Last week, we discussed the fruit of kindness. We talked about how kindness is more than simply being nice to another person. The very essence of kindness is when you are able to strip away every excuse for denying another person kindness and you see them as nothing more than a human being who deserves love, then you have tapped into the kindness that comes from the fruit of the spirit.
When we invest in the spiritual discipline of kindness, we have to allow God to tear down all of those barriers and prejudices that prevent us from being kind. True kindness is blind and, more importantly, true kindness is incredibly healing because it has the capacity to mend the brokenness in our lives. Indeed, true kindness lays the foundation for the fruit we are discussing today—joy.
We tend to think of joy as a feeling that is akin to the emotion of happiness. Indeed, the definition of joy in English is exactly that: a feeling of great pleasure and happiness. But this definition is misleading. The original root of the word ‘joy’ is derived from the Greek word Chairo, which means “culmination of being” or “the good mood of the soul.” The ancient Greeks believed that joy was something that was only found in God and comes with the accumulation of virtue and wisdom.

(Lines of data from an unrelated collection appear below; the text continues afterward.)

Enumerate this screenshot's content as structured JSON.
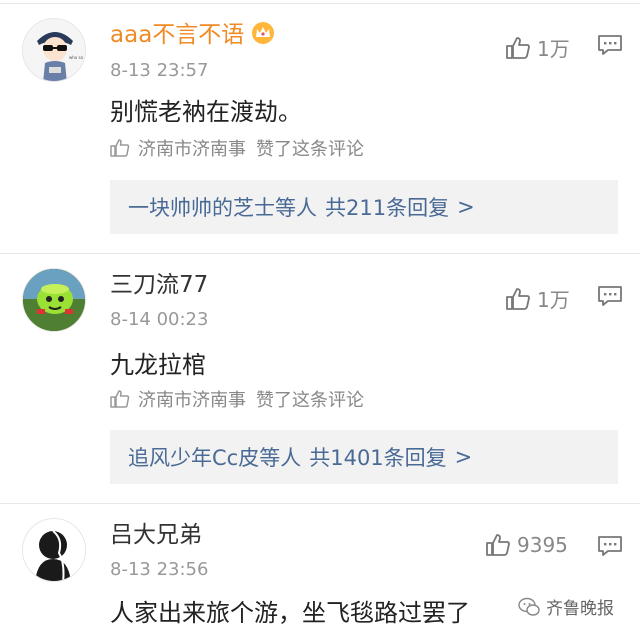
{
  "comments": [
    {
      "username": "aaa不言不语",
      "time": "8-13 23:57",
      "likes": "1万",
      "text": "别慌老衲在渡劫。",
      "liked_by": "济南市济南事",
      "liked_suffix": "赞了这条评论",
      "reply_prefix": "一块帅帅的芝士等人",
      "reply_count": "共211条回复",
      "reply_arrow": ">"
    },
    {
      "username": "三刀流77",
      "time": "8-14 00:23",
      "likes": "1万",
      "text": "九龙拉棺",
      "liked_by": "济南市济南事",
      "liked_suffix": "赞了这条评论",
      "reply_prefix": "追风少年Cc皮等人",
      "reply_count": "共1401条回复",
      "reply_arrow": ">"
    },
    {
      "username": "吕大兄弟",
      "time": "8-13 23:56",
      "likes": "9395",
      "text": "人家出来旅个游，坐飞毯路过罢了"
    }
  ],
  "watermark": "齐鲁晚报",
  "colors": {
    "vip_name": "#f08a24",
    "reply_link": "#4a6a96",
    "reply_bg": "#f2f2f2",
    "meta": "#999999"
  }
}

In this way, joy is more than an emotion. Joy is something that we experience deep within our being. Joy is connected to our spirits, our souls. It’s something that comes when we experience a deep, intimate connection with the people in our lives and the world around us. This is perhaps why joy is so elusive. Joy is all about connection and, when you lack that connection, it can be hard to find joy in your life.
This Sunday, we will discuss what it takes to cultivate the spiritual discipline of joy. Again, I have interesting stories to tell, so I hope that you find it both thought-provoking and inspiring for your walk as a Christian! Stay safe and wash your hands. Have a good weekend!